The Department of Education (DepEd) under Secretary Armin Luistro assuaged the public:

Parents’ spending for a child’s   two senior high years would be equivalent to spending for their first two college years.

If the kids,  who will be employable by the end of high school, qualify to apply for  college, they can work and use their earnings to help pay for  higher education.

Students will spend fewer hours in the classroom and have more more time to absorb, process and retain knowledge under K to 12.

The DepEd envisions graduates of K to 12  to  help the nation as “productive, responsible citizens equipped with the essential competencies and skills for both life-long learning and employment.”

According to the United Nations’ 2011 Human Development Report, countries that offer more years in  basic education are more likely to lead in progress.
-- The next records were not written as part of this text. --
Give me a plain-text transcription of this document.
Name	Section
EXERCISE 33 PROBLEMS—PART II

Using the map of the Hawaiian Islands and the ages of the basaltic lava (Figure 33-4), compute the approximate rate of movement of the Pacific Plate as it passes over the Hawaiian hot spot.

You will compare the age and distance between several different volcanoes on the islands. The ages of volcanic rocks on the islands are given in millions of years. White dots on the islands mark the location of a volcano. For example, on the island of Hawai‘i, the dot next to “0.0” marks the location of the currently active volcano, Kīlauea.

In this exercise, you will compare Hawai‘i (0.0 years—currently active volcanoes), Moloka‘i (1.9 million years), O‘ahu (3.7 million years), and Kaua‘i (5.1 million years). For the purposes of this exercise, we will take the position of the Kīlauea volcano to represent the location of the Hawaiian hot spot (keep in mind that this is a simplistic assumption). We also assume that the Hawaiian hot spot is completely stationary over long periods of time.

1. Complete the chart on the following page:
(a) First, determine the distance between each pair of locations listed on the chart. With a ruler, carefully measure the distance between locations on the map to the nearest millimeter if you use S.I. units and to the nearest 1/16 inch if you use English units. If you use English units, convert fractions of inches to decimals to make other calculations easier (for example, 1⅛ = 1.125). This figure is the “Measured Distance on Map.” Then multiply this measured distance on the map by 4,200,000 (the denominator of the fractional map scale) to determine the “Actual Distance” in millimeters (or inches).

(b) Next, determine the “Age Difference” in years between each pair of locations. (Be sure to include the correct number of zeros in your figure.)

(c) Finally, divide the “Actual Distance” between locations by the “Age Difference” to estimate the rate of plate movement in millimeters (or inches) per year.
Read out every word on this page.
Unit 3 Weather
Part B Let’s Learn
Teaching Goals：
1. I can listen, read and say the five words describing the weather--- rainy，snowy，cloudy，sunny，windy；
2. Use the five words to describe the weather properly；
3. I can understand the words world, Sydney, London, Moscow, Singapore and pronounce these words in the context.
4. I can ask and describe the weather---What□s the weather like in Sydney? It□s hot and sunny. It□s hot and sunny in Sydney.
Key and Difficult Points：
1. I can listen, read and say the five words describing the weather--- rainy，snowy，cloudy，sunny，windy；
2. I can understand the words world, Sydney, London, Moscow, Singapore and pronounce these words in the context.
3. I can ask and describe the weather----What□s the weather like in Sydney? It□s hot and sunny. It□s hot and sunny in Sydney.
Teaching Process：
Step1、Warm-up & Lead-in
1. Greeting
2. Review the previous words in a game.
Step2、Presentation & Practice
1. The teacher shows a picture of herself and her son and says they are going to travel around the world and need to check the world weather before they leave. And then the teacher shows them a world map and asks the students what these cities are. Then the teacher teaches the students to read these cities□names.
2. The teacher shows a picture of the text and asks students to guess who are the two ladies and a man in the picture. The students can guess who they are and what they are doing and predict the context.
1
In the top 10 most developed countries led by Norway, citizens are expected to spend  15 to 18 years of their lives  in school.

Now that the Philippines has raised the number of school years, leaders should put the people’s money where their vision is.

At the launch of K to 12 last April, President Aquino boasted about the P238.8 billion allotted by the government to fund the education sector this year.  The amount is not  even 2 percent of the country’s trillion-peso 2012 budget.

The Philippines holds the 138th spot in the Central Intelligence Agency’s ranking of 163 countries based on education spending.  Guess who topped the heap? Neighbor  Timor-Leste, which allocated 16.8 percent of its gross domestic product to education as of 2009.

To help K to 12 succeed, the  government must  earmark for education at least 6 percent of our gross national product.

Six percent,  according to a United Nations Educational Scientific and Cultural Organization (Unesco) study, is learning’s just portion of a developing country’s budget.

If  we believe  quality of life in the nation depends largely on the quality of learning that we bequeath our children, this should be an investment easily made and firmly committed.